Ein nett eingerichtetes Zimmer ganz für mich allein, ausgestattet mit vier Betten, einer warmen Dusche, einem WC. Als ich vom Einkauf zurückkomme, wartet vor der Tür bereits der „Herbergier“, – das ist ein Mann der unentgeltlich für ein gewisse Zeit sich um die Pilgerherberge und die Gäste kümmert, -. auf meine Rückkehr, um mich zu begrüßen und willkommen zu heißen. Wir reden noch eine Zeit lang miteinander, während ich mit der Zubereitung meines Abendessens beginne. Gekocht habe ich heute ganz vorzüglich auf meinem kleinen Campinggas – Kocher: Reis, Hühnerfleisch und Erbsen dazu Weißwein, danach Käse und Brot, zum Nachtisch eine halbe Honigmelone. Ein Earl Grey Tee bildet den krönende Abschluss. Nach dem Essen mache ich noch einen kleinen Spaziergang. Von der nahen Pfarrkirche ist erwähnenswert, dass der neuere Teil der Kirche vortrefflich in dem alten romanischen Teil, das sin Chor und Apsis, integriert wurde.

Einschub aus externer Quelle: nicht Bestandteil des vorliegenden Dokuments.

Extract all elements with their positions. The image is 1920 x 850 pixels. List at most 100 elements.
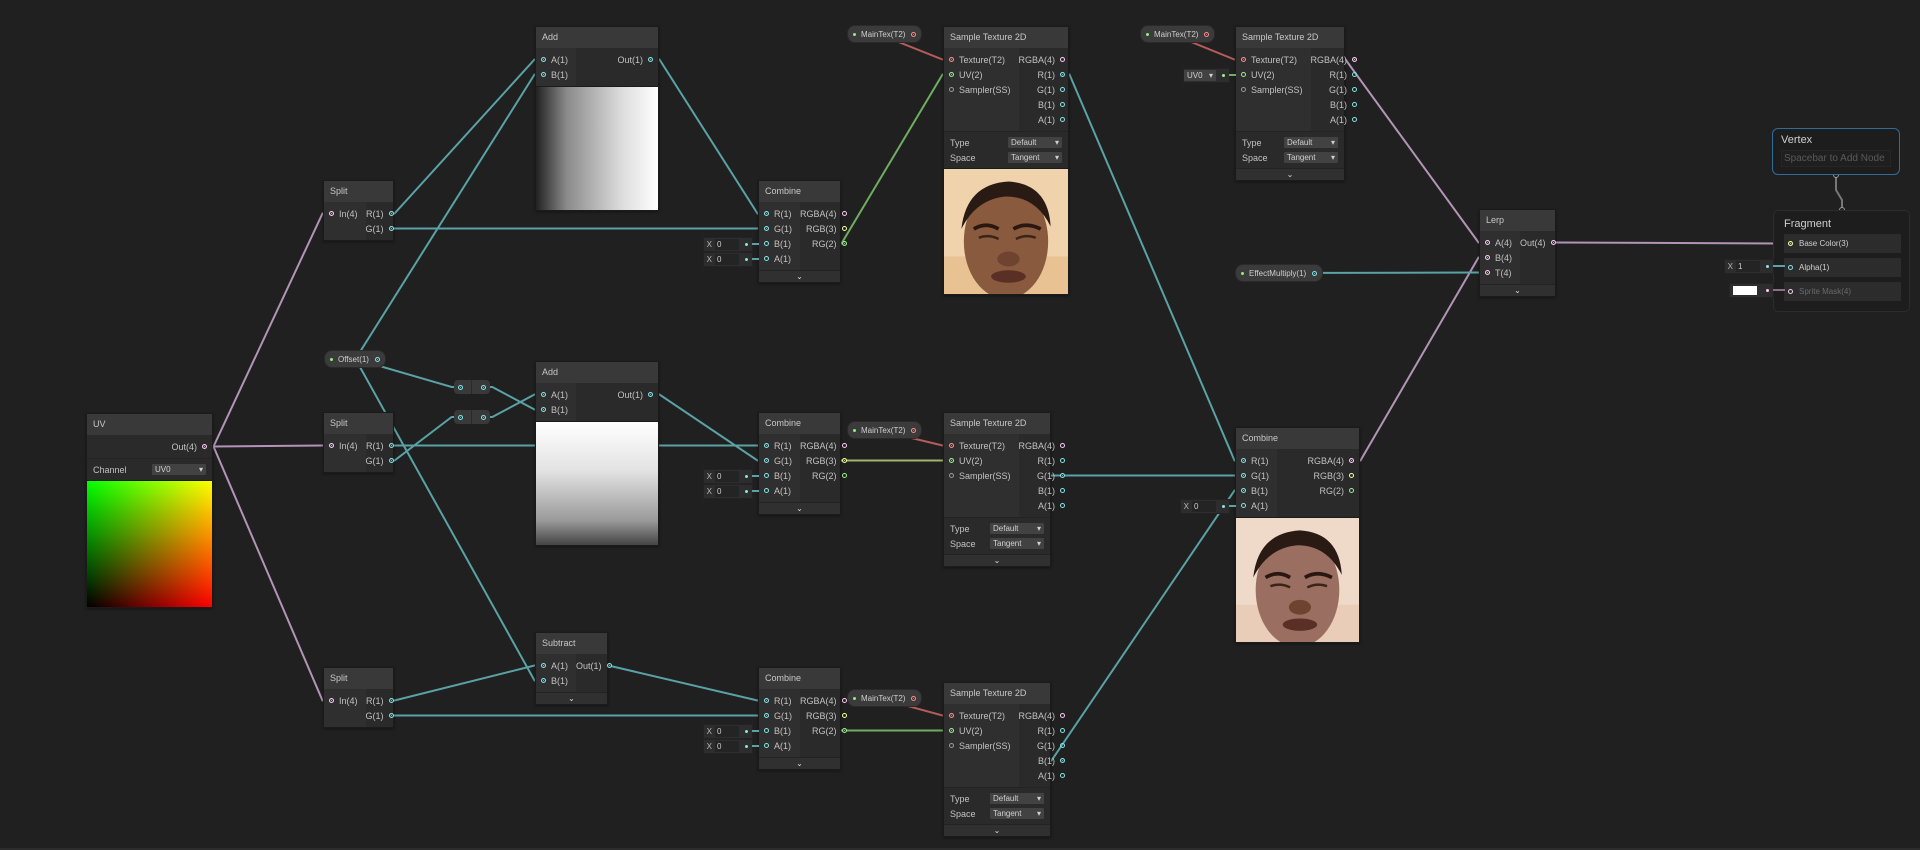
port-t2[interactable] (911, 31, 917, 37)
output-port-row[interactable]: RGB(3) (1277, 468, 1359, 483)
edge-split3-to-subtract[interactable] (385, 664, 544, 702)
port-f[interactable] (541, 392, 546, 397)
port-v2[interactable] (1349, 488, 1354, 493)
node-title[interactable]: Subtract (536, 633, 607, 654)
output-port-row[interactable]: B(1) (1311, 97, 1363, 112)
input-port-row[interactable]: R(1) (759, 206, 792, 221)
space-dropdown[interactable]: Tangent (990, 808, 1044, 819)
output-port-row[interactable]: A(1) (1019, 112, 1071, 127)
port-f[interactable] (374, 356, 380, 362)
port-v4[interactable] (841, 698, 847, 703)
port-f[interactable] (1241, 503, 1246, 508)
output-port-row[interactable]: G(1) (366, 453, 399, 468)
input-port-row[interactable]: In(4) (324, 693, 358, 708)
port-v3[interactable] (841, 458, 847, 463)
edge-uv-to-split3[interactable] (204, 445, 332, 702)
output-port-row[interactable]: RGB(3) (800, 453, 852, 468)
output-port-row[interactable]: RG(2) (800, 236, 852, 251)
port-f[interactable] (1352, 87, 1358, 92)
port-f[interactable] (1060, 488, 1066, 493)
port-v2[interactable] (949, 728, 954, 733)
type-dropdown[interactable]: Default (990, 523, 1044, 534)
input-port-row[interactable]: R(1) (1236, 453, 1269, 468)
port-f[interactable] (480, 384, 486, 390)
output-port-row[interactable]: RGBA(4) (1019, 708, 1071, 723)
port-v2[interactable] (949, 72, 954, 77)
port-f[interactable] (1352, 117, 1358, 122)
port-v4[interactable] (329, 443, 334, 448)
port-f[interactable] (1060, 473, 1066, 478)
port-v4[interactable] (329, 211, 334, 216)
port-v4[interactable] (202, 444, 207, 449)
port-ss[interactable] (1241, 87, 1246, 92)
port-v4[interactable] (1060, 443, 1066, 448)
effect-property[interactable]: EffectMultiply(1) (1235, 264, 1324, 282)
port-f[interactable] (541, 407, 546, 412)
input-port-row[interactable]: R(1) (759, 438, 792, 453)
input-port-row[interactable]: Texture(T2) (1236, 52, 1303, 67)
value-input[interactable]: 0 (715, 254, 739, 265)
edge-lerp-to-fragment[interactable] (1547, 241, 1791, 245)
port-f[interactable] (1241, 488, 1246, 493)
port-v4[interactable] (1349, 458, 1354, 463)
vertex-context[interactable]: Vertex Spacebar to Add Node (1772, 128, 1900, 175)
value-input[interactable]: 0 (715, 726, 739, 737)
input-port-row[interactable]: A(4) (1480, 235, 1512, 250)
port-f[interactable] (1241, 458, 1246, 463)
output-port-row[interactable]: RG(2) (800, 723, 852, 738)
port-t2[interactable] (1241, 57, 1246, 62)
port-f[interactable] (764, 241, 769, 246)
type-dropdown[interactable]: Default (1008, 137, 1062, 148)
output-port-row[interactable]: G(1) (1019, 468, 1071, 483)
output-port-row[interactable]: R(1) (1019, 453, 1071, 468)
collapse-button[interactable]: ⌄ (759, 270, 840, 282)
output-port-row[interactable]: RG(2) (800, 468, 852, 483)
collapse-button[interactable]: ⌄ (944, 824, 1050, 836)
node-title[interactable]: Sample Texture 2D (944, 413, 1050, 434)
edge-sample1-to-combine4[interactable] (1060, 73, 1244, 462)
type-dropdown[interactable]: Default (990, 793, 1044, 804)
port-f[interactable] (764, 488, 769, 493)
output-port-row[interactable]: G(1) (366, 221, 399, 236)
port-f[interactable] (764, 226, 769, 231)
port-f[interactable] (1060, 728, 1066, 733)
port-v2[interactable] (841, 728, 847, 733)
port-t2[interactable] (911, 427, 917, 433)
space-dropdown[interactable]: Tangent (1284, 152, 1338, 163)
output-port-row[interactable]: B(1) (1019, 483, 1071, 498)
color-swatch[interactable] (1733, 286, 1757, 295)
input-port-row[interactable]: Sampler(SS) (944, 468, 1011, 483)
port-f[interactable] (648, 57, 653, 62)
port-f[interactable] (1060, 117, 1066, 122)
port-f[interactable] (1241, 473, 1246, 478)
node-title[interactable]: Add (536, 362, 658, 383)
port-v2[interactable] (841, 241, 847, 246)
port-v3[interactable] (1788, 241, 1793, 246)
port-ss[interactable] (949, 473, 954, 478)
output-port-row[interactable]: A(1) (1019, 768, 1071, 783)
node-title[interactable]: UV (87, 414, 212, 435)
port-ss[interactable] (949, 743, 954, 748)
output-port-row[interactable]: G(1) (1311, 82, 1363, 97)
node-title[interactable]: Split (324, 181, 393, 202)
maintex2-property[interactable]: MainTex(T2) (1140, 25, 1216, 43)
port-ss[interactable] (949, 87, 954, 92)
input-port-row[interactable]: UV(2) (944, 453, 1011, 468)
input-port-row[interactable]: Texture(T2) (944, 708, 1011, 723)
port-v4[interactable] (1485, 240, 1490, 245)
output-port-row[interactable]: B(1) (1019, 97, 1071, 112)
input-port-row[interactable]: G(1) (759, 221, 792, 236)
port-f[interactable] (388, 698, 394, 703)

Die Aussicht für morgen: die Berge der Pyrenäenausläufer rücken näher, es sind ja nur noch 90 km bis Saint Jean Pied de Port, der Ausgangspunkt für viele Fußpilger dort, wo eine der schwierigsten Etappen des ganzen Pilgerweges beginnt, gleich vor dem Pyrenäenpass Puerto de Ibaneta. Bei dem Gedanken an das morgige Etappenziel schlägt das Herz schneller, denn im vergangenen Jahr habe ich da meine Pilgerreise begonnen. Ob ich es morgen bis dahin schaffen werde?. Bis zum heutigen Tag habe ich durch ganz Frankreich etwa 3000 Steigungsmeter überwunden, das ist zwar nicht sonderlich viel im Verhältnis zur Wegstrecke aber mir reicht’s.